MotoGP's 2024 season finale will mark the third successive time that the premier-class title battle is decided in the last round of the campaign.
But like in 2022 and 2023, the championship leader has a significant advantage over their sole adversary - though in this case Pecco Bagnaia is now in the role of the hunter rather than the hunted.
Bagnaia's win in the Malaysian Grand Prix didn't offset his fall in the sprint, and means he trails Jorge Martin by 24 points.
Only 37 points are available in the season finale - moved to Barcelona due to the extreme flooding in Valencia - in two weeks' time.
Bagnaia would win the championship if he finishes level on points with Martin, as grand prix results are the first tiebreaker and Bagnaia has 10 grand prix wins this year to Martin's three.
But it still means Martin only needs 14 points to clinch his first-ever MotoGP title - and he may not even need that many.
HOW MARTIN CAN BE CHAMPION IN BARCELONA SPRINT
A win in the Saturday sprint race at Barcelona will guarantee Martin the 2024 crown by virtue of giving him 12 points and taking at least three away from Bagnaia.
Placing second with Bagnaia third would also be enough for Martin.

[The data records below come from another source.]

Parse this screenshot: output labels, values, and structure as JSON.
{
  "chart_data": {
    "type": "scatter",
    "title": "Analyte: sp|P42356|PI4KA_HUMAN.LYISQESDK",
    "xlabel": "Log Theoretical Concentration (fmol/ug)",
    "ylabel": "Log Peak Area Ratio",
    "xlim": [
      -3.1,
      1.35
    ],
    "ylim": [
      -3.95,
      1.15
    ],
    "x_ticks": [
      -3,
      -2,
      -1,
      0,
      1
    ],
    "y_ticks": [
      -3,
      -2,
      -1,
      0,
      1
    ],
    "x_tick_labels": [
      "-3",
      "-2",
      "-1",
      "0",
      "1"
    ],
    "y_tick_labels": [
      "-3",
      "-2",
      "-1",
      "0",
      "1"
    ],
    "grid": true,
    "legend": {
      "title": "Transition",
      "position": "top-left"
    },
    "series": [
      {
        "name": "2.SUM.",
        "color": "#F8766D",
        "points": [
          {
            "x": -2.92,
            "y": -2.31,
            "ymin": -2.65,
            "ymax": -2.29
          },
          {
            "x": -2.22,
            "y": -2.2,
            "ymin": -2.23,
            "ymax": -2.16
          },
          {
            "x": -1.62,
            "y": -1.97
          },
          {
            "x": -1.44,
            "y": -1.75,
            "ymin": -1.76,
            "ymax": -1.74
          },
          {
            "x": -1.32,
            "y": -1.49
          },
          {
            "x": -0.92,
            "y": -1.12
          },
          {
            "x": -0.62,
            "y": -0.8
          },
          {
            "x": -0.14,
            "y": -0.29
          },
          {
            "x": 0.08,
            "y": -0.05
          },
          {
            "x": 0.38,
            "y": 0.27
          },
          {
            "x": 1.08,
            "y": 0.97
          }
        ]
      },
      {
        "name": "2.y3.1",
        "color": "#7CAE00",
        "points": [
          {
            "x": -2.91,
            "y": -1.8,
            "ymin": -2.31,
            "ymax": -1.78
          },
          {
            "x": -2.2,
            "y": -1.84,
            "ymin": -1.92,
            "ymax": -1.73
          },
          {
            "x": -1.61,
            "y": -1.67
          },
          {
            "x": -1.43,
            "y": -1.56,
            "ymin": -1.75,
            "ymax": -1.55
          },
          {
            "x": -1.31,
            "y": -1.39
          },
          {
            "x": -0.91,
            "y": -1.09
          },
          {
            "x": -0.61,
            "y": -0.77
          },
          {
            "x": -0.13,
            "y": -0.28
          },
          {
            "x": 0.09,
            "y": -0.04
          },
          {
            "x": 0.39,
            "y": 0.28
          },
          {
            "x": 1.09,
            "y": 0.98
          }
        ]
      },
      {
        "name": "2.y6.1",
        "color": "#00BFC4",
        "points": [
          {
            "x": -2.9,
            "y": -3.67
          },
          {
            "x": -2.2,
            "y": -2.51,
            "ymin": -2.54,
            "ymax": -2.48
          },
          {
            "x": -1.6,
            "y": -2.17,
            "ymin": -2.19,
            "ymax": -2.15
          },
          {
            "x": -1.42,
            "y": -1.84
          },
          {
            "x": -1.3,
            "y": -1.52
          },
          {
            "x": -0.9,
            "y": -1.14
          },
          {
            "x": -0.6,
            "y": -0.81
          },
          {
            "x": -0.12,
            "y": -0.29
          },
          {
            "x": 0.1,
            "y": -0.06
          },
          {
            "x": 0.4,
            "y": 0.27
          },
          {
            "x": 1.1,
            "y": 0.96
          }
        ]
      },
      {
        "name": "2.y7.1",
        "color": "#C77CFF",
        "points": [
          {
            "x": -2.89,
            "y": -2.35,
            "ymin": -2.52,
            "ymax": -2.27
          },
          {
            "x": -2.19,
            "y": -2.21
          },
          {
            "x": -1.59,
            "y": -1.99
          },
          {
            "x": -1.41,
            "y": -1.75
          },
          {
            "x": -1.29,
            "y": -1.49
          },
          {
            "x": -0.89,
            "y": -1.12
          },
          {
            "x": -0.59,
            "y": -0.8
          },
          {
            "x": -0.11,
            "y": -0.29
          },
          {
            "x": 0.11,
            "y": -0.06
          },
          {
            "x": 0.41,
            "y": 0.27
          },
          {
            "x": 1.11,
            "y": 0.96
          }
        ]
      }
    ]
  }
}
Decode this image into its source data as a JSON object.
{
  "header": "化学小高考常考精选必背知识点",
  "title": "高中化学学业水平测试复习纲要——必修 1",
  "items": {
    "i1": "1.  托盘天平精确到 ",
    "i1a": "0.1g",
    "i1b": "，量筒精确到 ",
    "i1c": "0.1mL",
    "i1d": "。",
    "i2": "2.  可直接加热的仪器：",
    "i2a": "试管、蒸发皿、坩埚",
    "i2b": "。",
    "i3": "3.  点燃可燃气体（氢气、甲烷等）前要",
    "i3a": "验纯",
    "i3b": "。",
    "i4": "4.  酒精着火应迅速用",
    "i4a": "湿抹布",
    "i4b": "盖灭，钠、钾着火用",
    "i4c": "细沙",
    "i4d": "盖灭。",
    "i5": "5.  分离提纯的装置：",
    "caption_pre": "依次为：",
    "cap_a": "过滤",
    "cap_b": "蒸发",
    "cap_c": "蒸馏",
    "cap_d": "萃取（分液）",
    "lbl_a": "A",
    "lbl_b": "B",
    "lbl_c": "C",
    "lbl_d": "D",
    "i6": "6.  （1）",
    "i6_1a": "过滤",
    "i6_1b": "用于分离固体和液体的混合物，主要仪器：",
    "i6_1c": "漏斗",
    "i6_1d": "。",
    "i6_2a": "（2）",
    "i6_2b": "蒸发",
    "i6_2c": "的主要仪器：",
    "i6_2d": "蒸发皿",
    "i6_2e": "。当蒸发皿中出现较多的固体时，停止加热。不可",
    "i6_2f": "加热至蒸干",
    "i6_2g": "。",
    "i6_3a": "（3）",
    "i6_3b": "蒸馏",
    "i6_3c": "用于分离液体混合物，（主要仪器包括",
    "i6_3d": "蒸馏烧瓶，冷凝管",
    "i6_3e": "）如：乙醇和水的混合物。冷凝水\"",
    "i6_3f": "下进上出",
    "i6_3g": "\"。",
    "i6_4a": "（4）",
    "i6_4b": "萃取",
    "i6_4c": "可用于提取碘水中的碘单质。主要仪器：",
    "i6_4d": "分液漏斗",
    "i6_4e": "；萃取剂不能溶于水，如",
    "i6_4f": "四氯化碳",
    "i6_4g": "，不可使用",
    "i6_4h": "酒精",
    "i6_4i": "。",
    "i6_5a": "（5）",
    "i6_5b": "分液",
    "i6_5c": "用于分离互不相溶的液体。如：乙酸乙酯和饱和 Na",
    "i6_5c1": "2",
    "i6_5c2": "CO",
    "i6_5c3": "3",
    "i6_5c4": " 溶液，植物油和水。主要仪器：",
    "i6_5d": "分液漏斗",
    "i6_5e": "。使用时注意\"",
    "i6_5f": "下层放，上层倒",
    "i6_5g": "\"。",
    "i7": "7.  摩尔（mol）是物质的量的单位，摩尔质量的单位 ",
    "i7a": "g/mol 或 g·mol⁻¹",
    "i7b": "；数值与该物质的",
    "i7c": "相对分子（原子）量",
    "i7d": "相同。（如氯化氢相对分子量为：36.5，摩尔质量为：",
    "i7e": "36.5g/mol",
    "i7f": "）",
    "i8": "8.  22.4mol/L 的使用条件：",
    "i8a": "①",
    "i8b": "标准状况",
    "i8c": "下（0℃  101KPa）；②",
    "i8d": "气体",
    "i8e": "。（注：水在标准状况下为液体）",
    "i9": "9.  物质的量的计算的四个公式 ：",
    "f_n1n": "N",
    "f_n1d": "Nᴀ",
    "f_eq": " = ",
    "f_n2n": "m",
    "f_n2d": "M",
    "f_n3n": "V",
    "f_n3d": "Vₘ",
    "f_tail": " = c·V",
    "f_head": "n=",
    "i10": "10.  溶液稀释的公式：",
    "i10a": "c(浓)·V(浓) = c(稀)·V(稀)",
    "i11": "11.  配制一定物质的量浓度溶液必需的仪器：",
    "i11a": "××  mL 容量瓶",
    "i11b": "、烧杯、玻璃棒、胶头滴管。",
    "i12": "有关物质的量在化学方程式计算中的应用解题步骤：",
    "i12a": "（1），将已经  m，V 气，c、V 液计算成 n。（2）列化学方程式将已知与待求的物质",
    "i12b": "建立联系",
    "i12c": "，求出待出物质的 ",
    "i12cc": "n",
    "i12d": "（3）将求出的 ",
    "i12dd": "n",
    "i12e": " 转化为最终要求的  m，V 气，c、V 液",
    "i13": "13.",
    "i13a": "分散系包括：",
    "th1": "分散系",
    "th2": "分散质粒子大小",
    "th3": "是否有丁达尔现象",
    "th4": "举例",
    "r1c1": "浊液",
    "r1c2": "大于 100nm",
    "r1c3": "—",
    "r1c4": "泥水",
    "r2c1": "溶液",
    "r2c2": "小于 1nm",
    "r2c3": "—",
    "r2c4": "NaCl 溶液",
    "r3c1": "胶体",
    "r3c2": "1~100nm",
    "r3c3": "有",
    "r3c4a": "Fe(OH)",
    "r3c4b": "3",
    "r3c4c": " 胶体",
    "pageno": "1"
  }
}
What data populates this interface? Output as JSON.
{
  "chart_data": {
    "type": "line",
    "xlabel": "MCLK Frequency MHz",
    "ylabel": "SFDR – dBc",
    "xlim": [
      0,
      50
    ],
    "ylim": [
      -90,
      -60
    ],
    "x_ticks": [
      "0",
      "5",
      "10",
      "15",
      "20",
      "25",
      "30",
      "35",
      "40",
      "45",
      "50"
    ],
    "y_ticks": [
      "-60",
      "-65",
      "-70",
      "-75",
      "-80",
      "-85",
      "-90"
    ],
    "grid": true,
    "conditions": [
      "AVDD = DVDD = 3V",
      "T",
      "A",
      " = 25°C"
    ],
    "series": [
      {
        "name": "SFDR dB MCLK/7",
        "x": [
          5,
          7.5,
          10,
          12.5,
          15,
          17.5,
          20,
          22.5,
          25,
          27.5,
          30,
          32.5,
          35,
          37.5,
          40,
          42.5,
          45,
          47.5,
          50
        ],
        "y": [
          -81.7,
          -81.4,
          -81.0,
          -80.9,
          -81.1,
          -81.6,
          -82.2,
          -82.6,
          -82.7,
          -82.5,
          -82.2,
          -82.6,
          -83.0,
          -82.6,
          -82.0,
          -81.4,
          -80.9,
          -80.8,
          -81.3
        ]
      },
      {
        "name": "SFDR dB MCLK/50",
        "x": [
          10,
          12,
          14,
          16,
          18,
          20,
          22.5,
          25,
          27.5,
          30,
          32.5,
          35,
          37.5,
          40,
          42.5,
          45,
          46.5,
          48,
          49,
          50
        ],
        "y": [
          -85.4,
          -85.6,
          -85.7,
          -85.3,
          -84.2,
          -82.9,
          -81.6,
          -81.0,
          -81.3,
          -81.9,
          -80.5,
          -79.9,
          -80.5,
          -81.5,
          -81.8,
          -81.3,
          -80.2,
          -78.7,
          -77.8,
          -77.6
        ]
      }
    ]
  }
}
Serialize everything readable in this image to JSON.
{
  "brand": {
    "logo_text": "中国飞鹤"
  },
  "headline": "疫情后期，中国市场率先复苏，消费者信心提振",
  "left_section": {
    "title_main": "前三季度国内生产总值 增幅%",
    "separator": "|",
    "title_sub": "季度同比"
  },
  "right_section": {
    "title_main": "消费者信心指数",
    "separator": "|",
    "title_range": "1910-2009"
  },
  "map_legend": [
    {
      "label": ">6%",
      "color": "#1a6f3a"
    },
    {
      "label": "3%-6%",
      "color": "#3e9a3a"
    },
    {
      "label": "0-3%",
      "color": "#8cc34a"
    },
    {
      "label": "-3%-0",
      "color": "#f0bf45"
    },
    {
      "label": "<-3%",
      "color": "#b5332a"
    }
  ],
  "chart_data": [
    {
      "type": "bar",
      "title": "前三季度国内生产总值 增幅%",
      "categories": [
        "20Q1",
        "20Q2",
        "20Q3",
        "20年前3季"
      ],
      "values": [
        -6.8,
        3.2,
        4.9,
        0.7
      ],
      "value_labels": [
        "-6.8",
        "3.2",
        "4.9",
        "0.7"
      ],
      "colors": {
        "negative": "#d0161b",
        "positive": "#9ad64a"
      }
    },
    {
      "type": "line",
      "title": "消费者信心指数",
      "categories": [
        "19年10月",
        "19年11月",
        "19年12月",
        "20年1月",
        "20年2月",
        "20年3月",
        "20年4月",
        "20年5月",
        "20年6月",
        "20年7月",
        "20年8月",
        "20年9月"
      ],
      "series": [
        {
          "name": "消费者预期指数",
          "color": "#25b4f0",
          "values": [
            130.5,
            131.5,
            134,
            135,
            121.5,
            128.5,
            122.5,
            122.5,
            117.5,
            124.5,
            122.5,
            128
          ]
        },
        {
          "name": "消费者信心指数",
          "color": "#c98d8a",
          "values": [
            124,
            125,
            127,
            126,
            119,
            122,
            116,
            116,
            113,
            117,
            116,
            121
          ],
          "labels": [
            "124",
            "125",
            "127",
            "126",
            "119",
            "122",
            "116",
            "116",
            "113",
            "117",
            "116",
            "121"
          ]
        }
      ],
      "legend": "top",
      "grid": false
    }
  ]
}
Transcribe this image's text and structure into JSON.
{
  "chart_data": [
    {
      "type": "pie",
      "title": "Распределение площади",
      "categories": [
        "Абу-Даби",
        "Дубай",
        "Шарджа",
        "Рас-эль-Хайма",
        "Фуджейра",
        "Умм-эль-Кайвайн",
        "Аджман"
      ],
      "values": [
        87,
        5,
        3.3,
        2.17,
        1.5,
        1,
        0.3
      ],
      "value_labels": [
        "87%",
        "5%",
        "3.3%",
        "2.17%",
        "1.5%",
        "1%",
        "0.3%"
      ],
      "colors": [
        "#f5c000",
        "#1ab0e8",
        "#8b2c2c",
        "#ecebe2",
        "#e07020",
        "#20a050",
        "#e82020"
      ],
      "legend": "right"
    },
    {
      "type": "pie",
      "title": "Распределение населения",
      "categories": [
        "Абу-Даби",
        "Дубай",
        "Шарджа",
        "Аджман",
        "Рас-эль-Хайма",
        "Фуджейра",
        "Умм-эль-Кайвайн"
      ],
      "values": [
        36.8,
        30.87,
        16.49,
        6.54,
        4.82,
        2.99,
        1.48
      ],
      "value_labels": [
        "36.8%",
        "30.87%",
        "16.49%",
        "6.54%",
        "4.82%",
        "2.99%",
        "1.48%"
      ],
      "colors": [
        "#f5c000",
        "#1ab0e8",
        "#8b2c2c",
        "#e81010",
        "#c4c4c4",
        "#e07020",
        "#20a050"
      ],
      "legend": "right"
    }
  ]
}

But if Martin is anywhere between third and eighth, he would need Bagnaia to finish two places behind him or worse to avoid taking the title fight into the final day.
Martin finishing ninth or lower in the sprint would guarantee it goes on to the Sunday race.
HOW MARTIN CAN BE CHAMPION IN BARCELONA GP RACE
Regardless of what happens in the sprint, a podium finish on Sunday for Martin would guarantee him ending the weekend as champion.
But his target finish for Sunday, assuming he doesn't wrap it up on Saturday, will likely be considerably lower unless his sprint goes really wrong.
In a season dominated by Ducati GP24s, Martin has been on the podium in all but two grands prix he's finished this season. He was fourth at Austin and 15th at Misano after wrongly pitting for wet tyres.
THE PICTURE FOR BARCELONA
MotoGP already visited Barcelona for a 2024 round back in May, and Bagnaia should've taken all 37 points then - but crashed out from the lead while under no real pressure on the final lap of the sprint.
He will likely head into Barcelona as a strong favourite to win - but by such a margin that it is actually likely to his detriment.
Of the non-Ducati bikes that could get involved and perhaps take points off Martin, Aprilia has been traditionally a potent force at Barcelona but is in the middle of a serious late-season slump. KTM, though, did get a strong round in May from Pedro Acosta.
But the two riders that Bagnaia would most expect help from - team-mate Enea Bastianini and future team-mate Marc Marquez - are both hardly Barcelona specialists. Marquez personally considers it among his two worst tracks in MotoGP (with Sepang), while for Bastianini it may well be his worst.
Martin finished this year's Catalan GP 1.7s off winner Bagnaia - and nearly nine seconds ahead of third place.